Examined every possible source of city funding, including remaining ARPA funds and special funds such as the Education, Public Safety, and Substance Abuse Prevention Stabilization Fund.

• Recognizing the dependent relationship of the City departments and the Schools, the Mayor has instructed all City departments to conduct an exercise where they reduced their FY 25 budget requests (which were all capped at level services) by 5 and 10 percent for consideration as she builds the City’s FY 25 budget proposal. 

• Pursued opportunities to request federal funding for infrastructure needs. 

Despite doing all the above, a multi-million-dollar gap in funding exists for the schools for the next fiscal year. If additional resources are not deployed, cuts will need to be made to school programs and personnel.

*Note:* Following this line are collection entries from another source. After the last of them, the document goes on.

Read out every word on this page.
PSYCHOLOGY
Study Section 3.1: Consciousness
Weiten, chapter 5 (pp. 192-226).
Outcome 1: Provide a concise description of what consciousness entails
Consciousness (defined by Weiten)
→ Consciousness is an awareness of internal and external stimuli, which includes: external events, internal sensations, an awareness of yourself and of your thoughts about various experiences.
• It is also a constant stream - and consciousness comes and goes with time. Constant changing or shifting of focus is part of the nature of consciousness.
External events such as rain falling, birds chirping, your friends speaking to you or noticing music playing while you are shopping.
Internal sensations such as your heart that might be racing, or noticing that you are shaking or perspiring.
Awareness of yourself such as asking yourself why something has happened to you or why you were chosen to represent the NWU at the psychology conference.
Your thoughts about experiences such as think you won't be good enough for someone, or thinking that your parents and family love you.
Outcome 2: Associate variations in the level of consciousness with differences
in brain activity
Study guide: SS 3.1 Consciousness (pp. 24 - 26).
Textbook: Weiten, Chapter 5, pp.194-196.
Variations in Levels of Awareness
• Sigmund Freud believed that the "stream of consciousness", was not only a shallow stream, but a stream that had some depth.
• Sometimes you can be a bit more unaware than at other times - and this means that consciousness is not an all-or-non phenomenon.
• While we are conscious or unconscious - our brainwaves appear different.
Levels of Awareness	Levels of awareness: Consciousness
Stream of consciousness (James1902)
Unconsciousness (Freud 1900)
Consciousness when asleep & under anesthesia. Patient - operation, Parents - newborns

And so, the Mayor will ask the City Council to put an override question on the ballot for a June special election to fund our schools, which will alleviate increasing pressure on the City budget.

Next Steps

•In the coming days and weeks, Interim Superintendent Macero will work to further refine and finalize the precise budget impact figures, incorporating revised state aid and budget obligation numbers as they evolve. 

•The details of potential school cuts, including to administrators, teachers, and programs, as well as consideration of increased fees for school sports and activities, will be discussed by the School Committee at its April 23, 2024, meeting. 

•The Mayor’s full budget presentation (City and Schools) will be made to a joint meeting of the City Council and the School Committee on May 6th. More details and a link will be shared with the community. 

•At that time, an override request would be made to the City Council.